New affordable housing in Saanich looks anything but in the light of a new study that defines the upper limit for an affordable home in Saanich as $605,000 for larger homes and $428,000 for those with fewer than two bedrooms.
On Monday night, council endorsed that definition which will be used as a tool to develop the district’s policies to tackle the problem of lack of affordability.
The study, prepared by the district’s housing division and consultants Urban Matter, may have defined affordability for owners and renters, but it also highlighted the problem the district faces.
“I generally find myself to be an optimistic person, but I would say in reading this report, it is one of the saddest reports I’ve ever read,” said Coun. Colin Plant, noting affordable housing now appears to be out of reach for many residents.
“I can’t help but think we need to just commit ourselves to doing everything we can to make sure that when we have opportunities for affordability projects, we pursue them. Quite frankly, this report, it’s depressing.”
Plant wasn’t the only one concerned.
While the report was endorsed and the definition accepted, council noted it will take other levels of government to solve the problem.
“It is quite chilling to note that home ownership is basically out of reach of almost everybody, or a vast majority of folks,” said Coun. Teale Phelps Bonderoff. “It’s very humbling and chilling, and we should be reflecting on that as a council.”
Phelps Bonderoff said having a definition is a good first step, noting housing is obviously a top priority and council needs to get to work and support the construction of affordable housing.
The study was undertaken because increased pressure on the housing market has meant the municipality has had to take on a larger role in delivering housing, and it can’t deliver affordable housing if it doesn’t know what affordable means.
The report also noted that defining affordability may be helpful to guide developers on how many affordable units or community amenity contributions would be required under Saanich’s inclusionary housing policy; whether housing projects are eligible for incentives and prioritizing applications for grants from the affordable housing fund.
The report also defined what is affordable for renters, who make up 31 per cent of Saanich’s 48,045 households.
It also split levels of affordability into three tiers. Affordable units for very low income individuals — those on income and disability assistance — was defined as $500 for a bachelor suite, $695 for a one-bedroom unit, $790 for two bedrooms, $840 for three bedrooms and $890 for four bedrooms. Affordable for low-income renters ranges from $783 for a bachelor suite to $1,639 for a four-bedroom home and affordable for moderate to median income ranged from $1,065 to $2,388 per month.

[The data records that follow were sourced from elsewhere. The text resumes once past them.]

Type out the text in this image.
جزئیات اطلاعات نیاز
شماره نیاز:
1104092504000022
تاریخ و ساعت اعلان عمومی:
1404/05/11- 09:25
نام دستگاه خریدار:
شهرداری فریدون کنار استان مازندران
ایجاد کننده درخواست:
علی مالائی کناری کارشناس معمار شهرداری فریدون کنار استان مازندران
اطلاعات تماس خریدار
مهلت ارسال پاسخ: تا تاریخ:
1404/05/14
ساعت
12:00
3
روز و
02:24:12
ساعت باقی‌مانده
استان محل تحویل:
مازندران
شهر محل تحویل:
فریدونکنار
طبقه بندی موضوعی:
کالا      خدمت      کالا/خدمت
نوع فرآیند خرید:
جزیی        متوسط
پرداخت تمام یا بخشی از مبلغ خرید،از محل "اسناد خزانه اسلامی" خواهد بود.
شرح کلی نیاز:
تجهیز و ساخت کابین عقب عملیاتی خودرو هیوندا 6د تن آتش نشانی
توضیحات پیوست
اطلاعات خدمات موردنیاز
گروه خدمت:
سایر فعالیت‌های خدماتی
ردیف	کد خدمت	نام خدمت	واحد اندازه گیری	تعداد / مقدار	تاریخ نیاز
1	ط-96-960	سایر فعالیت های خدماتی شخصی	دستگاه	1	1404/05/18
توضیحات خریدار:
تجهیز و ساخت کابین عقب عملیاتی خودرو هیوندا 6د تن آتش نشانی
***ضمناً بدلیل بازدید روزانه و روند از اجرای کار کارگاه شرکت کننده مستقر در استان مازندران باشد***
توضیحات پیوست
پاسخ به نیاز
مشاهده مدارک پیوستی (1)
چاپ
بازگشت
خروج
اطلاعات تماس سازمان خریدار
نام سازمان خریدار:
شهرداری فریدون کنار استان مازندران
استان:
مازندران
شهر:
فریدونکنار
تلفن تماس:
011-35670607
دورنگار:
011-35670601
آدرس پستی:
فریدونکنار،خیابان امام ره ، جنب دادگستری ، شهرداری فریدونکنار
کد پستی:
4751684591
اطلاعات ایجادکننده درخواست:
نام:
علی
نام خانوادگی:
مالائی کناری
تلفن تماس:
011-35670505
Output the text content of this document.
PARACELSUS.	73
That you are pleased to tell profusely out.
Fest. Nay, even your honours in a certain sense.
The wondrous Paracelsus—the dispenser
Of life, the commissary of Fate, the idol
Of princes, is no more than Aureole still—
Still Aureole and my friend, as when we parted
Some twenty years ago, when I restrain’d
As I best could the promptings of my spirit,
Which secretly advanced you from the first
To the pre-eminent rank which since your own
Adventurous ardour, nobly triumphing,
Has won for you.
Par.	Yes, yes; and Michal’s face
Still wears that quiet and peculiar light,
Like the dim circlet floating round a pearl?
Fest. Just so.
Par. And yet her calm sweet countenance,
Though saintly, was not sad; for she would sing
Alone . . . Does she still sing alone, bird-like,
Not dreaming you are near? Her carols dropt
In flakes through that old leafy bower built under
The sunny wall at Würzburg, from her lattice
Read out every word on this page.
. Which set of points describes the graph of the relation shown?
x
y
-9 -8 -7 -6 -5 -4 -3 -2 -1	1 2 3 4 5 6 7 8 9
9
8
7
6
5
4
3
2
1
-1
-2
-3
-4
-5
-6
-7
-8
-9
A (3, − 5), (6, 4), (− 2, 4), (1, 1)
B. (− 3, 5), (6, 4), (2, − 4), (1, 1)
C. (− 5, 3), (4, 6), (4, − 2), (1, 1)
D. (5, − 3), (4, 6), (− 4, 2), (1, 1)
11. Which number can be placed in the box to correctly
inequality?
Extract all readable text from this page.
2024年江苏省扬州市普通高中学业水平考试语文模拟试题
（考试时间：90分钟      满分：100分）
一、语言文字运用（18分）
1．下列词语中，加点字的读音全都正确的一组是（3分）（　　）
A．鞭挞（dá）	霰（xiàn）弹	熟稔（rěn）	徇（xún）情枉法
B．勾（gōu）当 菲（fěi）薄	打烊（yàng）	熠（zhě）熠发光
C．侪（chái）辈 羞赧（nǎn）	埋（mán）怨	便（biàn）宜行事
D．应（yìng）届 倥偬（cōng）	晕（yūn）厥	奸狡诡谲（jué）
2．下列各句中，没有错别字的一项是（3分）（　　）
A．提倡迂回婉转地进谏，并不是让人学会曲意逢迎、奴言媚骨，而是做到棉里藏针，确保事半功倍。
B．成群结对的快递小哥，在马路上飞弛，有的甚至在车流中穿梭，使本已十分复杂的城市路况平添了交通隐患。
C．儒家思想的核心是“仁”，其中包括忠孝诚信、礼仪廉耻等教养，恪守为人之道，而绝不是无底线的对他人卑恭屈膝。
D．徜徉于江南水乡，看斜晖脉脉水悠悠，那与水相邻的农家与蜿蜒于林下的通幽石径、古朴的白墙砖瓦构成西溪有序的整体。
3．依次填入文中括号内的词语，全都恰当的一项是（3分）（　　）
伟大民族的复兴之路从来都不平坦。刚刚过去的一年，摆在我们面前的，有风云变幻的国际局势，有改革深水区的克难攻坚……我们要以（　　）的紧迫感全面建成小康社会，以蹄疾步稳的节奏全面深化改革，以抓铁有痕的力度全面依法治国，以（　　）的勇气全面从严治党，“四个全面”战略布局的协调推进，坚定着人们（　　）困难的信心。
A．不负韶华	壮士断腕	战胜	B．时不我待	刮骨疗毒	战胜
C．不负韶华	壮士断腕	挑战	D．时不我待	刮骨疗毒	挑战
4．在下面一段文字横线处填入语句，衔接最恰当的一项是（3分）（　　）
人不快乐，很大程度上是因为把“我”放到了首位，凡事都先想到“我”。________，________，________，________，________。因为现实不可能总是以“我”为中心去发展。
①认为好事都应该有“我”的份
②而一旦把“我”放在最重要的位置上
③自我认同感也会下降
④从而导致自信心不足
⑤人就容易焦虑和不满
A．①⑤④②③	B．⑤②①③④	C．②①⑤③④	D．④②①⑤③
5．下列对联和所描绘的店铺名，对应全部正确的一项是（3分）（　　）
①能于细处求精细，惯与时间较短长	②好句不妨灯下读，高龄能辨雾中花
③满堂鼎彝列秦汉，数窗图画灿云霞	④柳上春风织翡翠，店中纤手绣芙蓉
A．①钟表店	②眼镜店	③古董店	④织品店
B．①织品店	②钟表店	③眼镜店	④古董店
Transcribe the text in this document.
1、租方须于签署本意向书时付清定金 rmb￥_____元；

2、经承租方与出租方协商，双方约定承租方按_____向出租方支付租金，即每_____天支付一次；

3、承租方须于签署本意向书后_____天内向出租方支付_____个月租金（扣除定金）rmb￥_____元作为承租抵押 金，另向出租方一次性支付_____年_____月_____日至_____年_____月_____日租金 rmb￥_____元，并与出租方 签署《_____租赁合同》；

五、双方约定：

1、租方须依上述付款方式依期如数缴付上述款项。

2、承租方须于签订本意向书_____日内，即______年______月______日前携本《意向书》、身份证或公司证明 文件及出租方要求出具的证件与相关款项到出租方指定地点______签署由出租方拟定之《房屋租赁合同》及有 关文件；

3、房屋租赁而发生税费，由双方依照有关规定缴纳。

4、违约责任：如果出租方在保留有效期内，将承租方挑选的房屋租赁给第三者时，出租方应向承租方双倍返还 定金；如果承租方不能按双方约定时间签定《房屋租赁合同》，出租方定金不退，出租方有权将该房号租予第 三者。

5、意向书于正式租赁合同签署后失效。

Mayor Dean Murdock said the report highlighted just how challenging it is to put your finger on affordability in a community where renting or buying is out of reach for a lot of people.
“What staff are establishing with this definition is a baseline so that when we talk about below-market units requiring subsidies for people in order to rent or buy in our community, that this is the number that we’re talking about,” he said. “We have to target these types of units or homes as part of our overall growth in the community and the new homes that are being built.”
Murdock said there are steps council can take to help create more affordability.
“We have a housing strategy that sets out 73 actions that are going to make a significant impact in creating more affordability for people,” he said. “But the challenge is considerable and it’s going to take efforts on the part of all levels of government in order to create truly affordable homes for people in our community.”